INSPIRATION, HOMMAGE OU PLAGIAT : IL N’Y A QU’UN PAS
2013. Disney sort la Reine des neiges au cinéma. C’est un succès fou. En quelques semaines, « Libérée, délivrée » devient la hantise de nombreux parents. Tout particulièrement celle de Jaime Ciero.
Pour cause, l’artiste chilien accuse Disney de s’être fortement inspirée de « Volar », son morceau à succès sorti en 2008. 4 ans plus tard, il entame des poursuites judiciaires pour plagiat visant l’entreprise et les auteurs de la version originale Idina Menzel et Demi Lovato.
Si justifier un cas de plagiat est délicat, il n’en reste pas moins un délit.
Selon la loi, le plagiat « se produit lorsqu’une personne s’approprie le travail original de quelqu’un d’autre, et donne pour sien ce qu’il a pris à l’œuvre d’un autre sans le citer. »
Si bien souvent ces procédures ne mènent à rien, certains cas ont pu déstabiliser les géants du streaming. 1899 en est l’exemple.
Dernier bébé de Netflix, la série inédite imaginée par Jantje Friese et Baran bo Odar - créateurs de la superbe série Dark - à indigner.
En cause, non pas son splendide scénario, mais sa troublante ressemblance à une BD brésilienne. « J’ai été choqué le jour où j’ai découvert que la série 1899 ressemble trait pour trait à ma bande dessinée Black Silence, sortie en 2016. »
L’autrice Mary Cagnin a affirmé dans un incendiaire fil twitter que 1899 n’était qu’un énorme plagiat de son roman graphique, « Black Silence ». Après un rapide coup d’œil aux éléments graphiques et à l’intrigue, difficile de laisser le bénéfice du doute aux deux créateurs. Les scénaristes ont nié en bloc, soulignant ne connaître « ni l’artiste, ni son travail ou la bande dessinée ».
Si le plagiat était avéré, le contrecoup pour Netflix serait probablement (très) élevé au vu de la réglementation intransigeante des droits d’auteur. Toutefois, à quel moment peut-on prouver qu’il y a plagiat lorsque certains motifs de science-fiction sont inhérents à beaucoup d’autres œuvres du genre ? C’est à la justice de trancher
DIVERTISSEMENT, OUI, MAIS JUSQU’OÙ ?
Ces dernières années, les plus gros succès des plateformes - et des chaînes télévisées - sont les adaptations de fait réel.
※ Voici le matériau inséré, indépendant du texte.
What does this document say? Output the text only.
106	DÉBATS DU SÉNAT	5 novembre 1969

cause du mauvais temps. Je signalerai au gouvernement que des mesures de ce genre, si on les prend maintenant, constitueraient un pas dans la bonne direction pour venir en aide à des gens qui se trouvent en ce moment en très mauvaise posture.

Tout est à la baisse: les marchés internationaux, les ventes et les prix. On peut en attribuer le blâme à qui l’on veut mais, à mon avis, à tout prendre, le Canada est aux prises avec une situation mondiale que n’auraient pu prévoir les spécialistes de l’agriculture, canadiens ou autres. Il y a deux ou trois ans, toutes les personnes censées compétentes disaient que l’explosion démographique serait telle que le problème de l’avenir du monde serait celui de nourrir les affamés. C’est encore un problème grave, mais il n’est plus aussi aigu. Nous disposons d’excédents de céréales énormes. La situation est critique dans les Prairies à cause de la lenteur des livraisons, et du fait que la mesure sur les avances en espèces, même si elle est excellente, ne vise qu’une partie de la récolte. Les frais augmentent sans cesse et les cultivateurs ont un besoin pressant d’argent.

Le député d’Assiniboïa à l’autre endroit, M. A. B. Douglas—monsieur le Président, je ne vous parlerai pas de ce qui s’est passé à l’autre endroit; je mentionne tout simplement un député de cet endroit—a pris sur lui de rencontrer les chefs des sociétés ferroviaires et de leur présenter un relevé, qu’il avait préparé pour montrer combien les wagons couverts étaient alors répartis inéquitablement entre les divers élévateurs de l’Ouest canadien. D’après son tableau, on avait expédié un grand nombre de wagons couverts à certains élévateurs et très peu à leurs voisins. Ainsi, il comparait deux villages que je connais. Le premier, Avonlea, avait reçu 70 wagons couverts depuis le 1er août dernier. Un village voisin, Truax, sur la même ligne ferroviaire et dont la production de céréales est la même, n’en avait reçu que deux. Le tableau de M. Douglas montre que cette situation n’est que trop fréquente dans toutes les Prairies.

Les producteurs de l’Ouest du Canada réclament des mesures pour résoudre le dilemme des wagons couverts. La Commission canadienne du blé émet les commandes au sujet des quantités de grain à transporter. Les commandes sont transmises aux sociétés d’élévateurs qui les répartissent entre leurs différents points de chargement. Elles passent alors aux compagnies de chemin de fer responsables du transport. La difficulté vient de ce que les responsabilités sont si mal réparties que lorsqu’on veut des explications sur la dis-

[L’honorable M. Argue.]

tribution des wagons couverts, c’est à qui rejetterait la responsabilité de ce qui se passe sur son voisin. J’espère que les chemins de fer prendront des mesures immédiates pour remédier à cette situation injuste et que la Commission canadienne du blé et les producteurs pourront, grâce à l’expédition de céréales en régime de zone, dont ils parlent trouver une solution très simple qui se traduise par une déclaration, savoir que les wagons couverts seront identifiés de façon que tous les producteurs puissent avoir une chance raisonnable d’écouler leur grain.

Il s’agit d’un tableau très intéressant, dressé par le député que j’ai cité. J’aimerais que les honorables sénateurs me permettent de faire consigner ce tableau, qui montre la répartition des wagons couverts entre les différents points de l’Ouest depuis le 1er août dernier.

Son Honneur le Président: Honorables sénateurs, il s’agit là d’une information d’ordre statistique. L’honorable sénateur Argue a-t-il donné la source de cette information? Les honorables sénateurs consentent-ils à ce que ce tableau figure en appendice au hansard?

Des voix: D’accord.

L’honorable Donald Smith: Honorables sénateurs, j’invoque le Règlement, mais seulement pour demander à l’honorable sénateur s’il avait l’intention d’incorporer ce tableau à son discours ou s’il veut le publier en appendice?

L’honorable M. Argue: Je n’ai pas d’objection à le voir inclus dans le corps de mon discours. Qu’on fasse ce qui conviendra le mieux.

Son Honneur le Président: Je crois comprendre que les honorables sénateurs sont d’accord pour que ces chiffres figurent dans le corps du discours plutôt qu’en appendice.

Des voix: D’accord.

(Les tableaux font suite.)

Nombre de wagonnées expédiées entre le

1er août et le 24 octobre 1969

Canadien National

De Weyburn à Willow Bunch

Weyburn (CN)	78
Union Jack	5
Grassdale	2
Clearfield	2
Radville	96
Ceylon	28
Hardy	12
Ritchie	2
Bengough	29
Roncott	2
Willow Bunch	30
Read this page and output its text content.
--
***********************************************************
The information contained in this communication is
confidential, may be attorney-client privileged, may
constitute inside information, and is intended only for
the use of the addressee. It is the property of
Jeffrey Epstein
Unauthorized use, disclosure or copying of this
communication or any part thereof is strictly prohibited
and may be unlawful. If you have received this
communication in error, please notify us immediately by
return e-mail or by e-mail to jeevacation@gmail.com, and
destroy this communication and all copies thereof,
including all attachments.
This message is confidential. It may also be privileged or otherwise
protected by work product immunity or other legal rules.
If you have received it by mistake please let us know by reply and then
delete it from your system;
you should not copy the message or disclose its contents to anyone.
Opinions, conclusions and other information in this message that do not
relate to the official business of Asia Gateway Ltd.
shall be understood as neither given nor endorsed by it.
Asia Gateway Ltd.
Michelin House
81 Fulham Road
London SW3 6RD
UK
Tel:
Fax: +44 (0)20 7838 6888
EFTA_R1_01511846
Et alors, s’il y a du sang et du meurtre, c’est une réussite quasi assurée.
Depuis septembre, la série « Dahmer » a morbidement fasciné des millions d’utilisateurs. La fiction signée Ryan Murphy et Ian Brennan est devenue l’un des plus gros hits de la plateforme. Cependant, la famille du serial killer menace d’attaquer Netflix en justice. Au-delà d’un positionnement éthique questionnable (une histoire « glamourisée »), les Dahmer dénoncent l’utilisation d’enregistrements personnels sans autorisation.
De plus, le père de Jeffrey partageait, au média The Sun, être « irrité » que les producteurs ne les aient pas contactés en amont du projet
« SÉRIE HOMMAGE, DEVOIR DE MÉMOIRE OU PUR PRODUIT MARKETING… »
Autre cas notable, la série policière « Le Serpent » avec Tahar Rahim. Pour bien commencer 2023, BBC et Netflix se retrouvent (déjà) poursuivis en justice.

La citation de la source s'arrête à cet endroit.